From Now On, Betting Strictly on ETFs
The market is finally beginning to exhibit a more typical level of volatility. That’s not surprising, given the emergence of political factors, national and international, that are starting to have an economic impact.
For instance, the recent arrests in Saudi Arabia of large numbers of the elite business and ruling class certainly raise a possibility of internal upheaval that eventually could impact oil production. And missiles fired on Saudi Arabia from Yemen invoke worrisome thoughts of potential damage to Saudi oil fields.
Still, such events have raised less alarm than they would have in days gone by, simply because today the U.S. produces a far larger portion of the oil it needs, making it less dependent on imports.
On the home front, the battle goes on as to what sort of tax package will emerge from Congress, if indeed any emerges at all. Other uncertainties include how the Fed, under incoming head Jerome Powell, will react to whatever comes down the Congressional pike.
In all, the backdrop has become more rife with economic uncertainty, as opposed to mere political uncertainty, than at any time in the recent past. Volatility measures have risen correspondingly. Fortunately, we are heading into a seasonally favorable time, which should help keep the market on an even keel a while longer.
Back to Basics
Now for our indicators. After six months or so of experimentation, we have concluded that we need to get back to the basics, because that works best for us. That means limiting our recommendations – calls or puts – strictly to ETFs and for those of you with futures accounts, to recommendations on buying and selling futures on market sectors and indexes.

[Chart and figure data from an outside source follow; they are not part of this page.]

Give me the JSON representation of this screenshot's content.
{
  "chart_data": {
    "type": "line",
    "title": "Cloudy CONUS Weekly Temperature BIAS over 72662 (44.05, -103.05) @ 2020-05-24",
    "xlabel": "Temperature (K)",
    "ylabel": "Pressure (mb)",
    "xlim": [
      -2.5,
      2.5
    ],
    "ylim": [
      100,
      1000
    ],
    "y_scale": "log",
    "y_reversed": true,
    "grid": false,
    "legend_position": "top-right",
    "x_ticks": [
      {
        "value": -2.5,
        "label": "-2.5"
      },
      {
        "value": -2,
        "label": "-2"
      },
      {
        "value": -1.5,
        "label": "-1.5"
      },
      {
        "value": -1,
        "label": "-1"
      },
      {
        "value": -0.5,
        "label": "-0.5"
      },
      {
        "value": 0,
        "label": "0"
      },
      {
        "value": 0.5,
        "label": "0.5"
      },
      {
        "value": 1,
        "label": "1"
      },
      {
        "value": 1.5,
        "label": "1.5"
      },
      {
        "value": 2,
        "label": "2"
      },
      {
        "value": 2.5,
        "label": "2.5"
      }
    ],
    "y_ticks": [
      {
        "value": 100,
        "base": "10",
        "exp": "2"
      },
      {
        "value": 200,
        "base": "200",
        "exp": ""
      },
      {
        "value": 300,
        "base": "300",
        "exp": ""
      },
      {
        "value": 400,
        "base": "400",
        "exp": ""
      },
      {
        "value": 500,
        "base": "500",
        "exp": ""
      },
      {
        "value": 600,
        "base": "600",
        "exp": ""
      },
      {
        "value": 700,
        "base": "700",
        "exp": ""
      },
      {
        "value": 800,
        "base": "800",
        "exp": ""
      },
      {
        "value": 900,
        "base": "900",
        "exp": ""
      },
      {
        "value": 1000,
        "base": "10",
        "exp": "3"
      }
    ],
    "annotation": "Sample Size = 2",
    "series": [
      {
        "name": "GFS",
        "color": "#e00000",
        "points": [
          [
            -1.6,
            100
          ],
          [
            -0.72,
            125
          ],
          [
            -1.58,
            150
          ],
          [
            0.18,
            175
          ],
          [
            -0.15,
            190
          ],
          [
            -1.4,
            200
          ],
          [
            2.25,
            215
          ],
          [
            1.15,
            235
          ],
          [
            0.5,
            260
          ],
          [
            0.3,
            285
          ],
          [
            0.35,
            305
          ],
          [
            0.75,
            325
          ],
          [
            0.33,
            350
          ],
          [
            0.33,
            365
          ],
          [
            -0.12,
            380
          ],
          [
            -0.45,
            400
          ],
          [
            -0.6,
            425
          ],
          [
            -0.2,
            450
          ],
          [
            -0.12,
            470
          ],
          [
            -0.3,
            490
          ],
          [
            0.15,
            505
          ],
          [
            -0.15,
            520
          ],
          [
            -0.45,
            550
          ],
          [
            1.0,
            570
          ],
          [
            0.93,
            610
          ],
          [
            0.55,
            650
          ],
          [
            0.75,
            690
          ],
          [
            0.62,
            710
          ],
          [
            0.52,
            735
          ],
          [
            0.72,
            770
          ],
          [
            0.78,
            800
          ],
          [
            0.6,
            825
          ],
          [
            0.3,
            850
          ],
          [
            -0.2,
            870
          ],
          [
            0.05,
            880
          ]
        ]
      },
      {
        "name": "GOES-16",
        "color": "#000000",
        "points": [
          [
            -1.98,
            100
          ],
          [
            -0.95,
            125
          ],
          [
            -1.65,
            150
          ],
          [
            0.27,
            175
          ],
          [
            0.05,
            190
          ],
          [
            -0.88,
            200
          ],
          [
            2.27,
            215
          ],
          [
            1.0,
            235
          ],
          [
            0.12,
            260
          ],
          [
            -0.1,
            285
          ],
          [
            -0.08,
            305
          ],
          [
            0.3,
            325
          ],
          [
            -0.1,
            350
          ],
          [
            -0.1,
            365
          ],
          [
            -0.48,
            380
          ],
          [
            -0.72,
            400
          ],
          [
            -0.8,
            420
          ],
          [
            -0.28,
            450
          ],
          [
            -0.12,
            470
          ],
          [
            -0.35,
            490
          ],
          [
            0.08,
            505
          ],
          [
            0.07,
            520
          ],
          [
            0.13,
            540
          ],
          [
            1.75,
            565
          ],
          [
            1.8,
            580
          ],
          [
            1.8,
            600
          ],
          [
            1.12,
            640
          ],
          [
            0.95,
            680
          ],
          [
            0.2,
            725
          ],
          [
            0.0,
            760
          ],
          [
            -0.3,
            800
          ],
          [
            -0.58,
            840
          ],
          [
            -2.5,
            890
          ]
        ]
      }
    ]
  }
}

It simply hasn’t worked to try to go a step further by betting on an individual stock following a buy or sell signal on an ETF. Our indicators are not designed as single-stock indicators. Our recommendation of Continental Resources (NYSE: CLR) is a case in point. While the trade was not inconsistent with the negative signal from our oil indicators, the stock followed its own path. In the same way, stocks in the S&P 500 can go up or down regardless of how the overall index performs.
Which isn’t to say that none of our stock picks have worked out. We did just fine with Applied Materials (NASDAQ: AMAT) and Suncor Energy (NYSE: SU) as well as with other trades in the past. But overall, when we’ve attempted to use our indicators to do more than what we constructed them to do, which is to forecast the direction of ETFs, we’ve been disappointed with the results.
Therefore, going forward, we are returning to our roots and will stick to puts and calls on ETFs. To keep things exciting, though, we will attempt to develop a broader range of ETFs on which to make recommendations.
For the record, if we single out our ETF recommendations, we have been correct on 30 out of 36. In all due modesty, that’s an exceptional performance, since the probability of making money on any particular call or put is around 30 percent or below.
To further quantify the record, we constructed a hypothetical situation in which followers of our indicators take whatever money they want to dedicate to options speculations and invest one-third of that sum in any recommendation we make. This would imply, of course, that we never have more than three recommendations at any given moment. For the purposes of computing longer-term portfolio gains, the gain or loss in any recommendation should be divided by three, reflecting results for your portfolio based on that trade.
Going back to the start of 2016, when we began using these indicators, we found that following this system for the 36 recommendations we’ve made since then and compounding the gains (and losses), our options would have advanced more than fourfold, for an annualized gain of more than 100 percent. (For anyone who wants to check these claims, the trades are listed and we have scanned pictures of entry and exit points.)
The reason I’m going into such detail isn’t to brag. Rather it’s to explain that while we realize some subscribers are hungry for more action, we can’t provide it in good faith because it has turned out that more action is inconsistent with the mission of this publication, which is to use our indicators for maximum gains.
Of course, we’re well aware, and you should be too, that our past results don’t guarantee comparable results in the future. But we have confidence that as long as we use our indicators in the way we intended, you will come out well ahead and of course we will be constantly striving to generate the greatest returns for you. In the near future we expect our indicators will be giving us the go-ahead to initiate trades, most likely in oil (negative), bonds (positive), or perhaps stocks (still negative).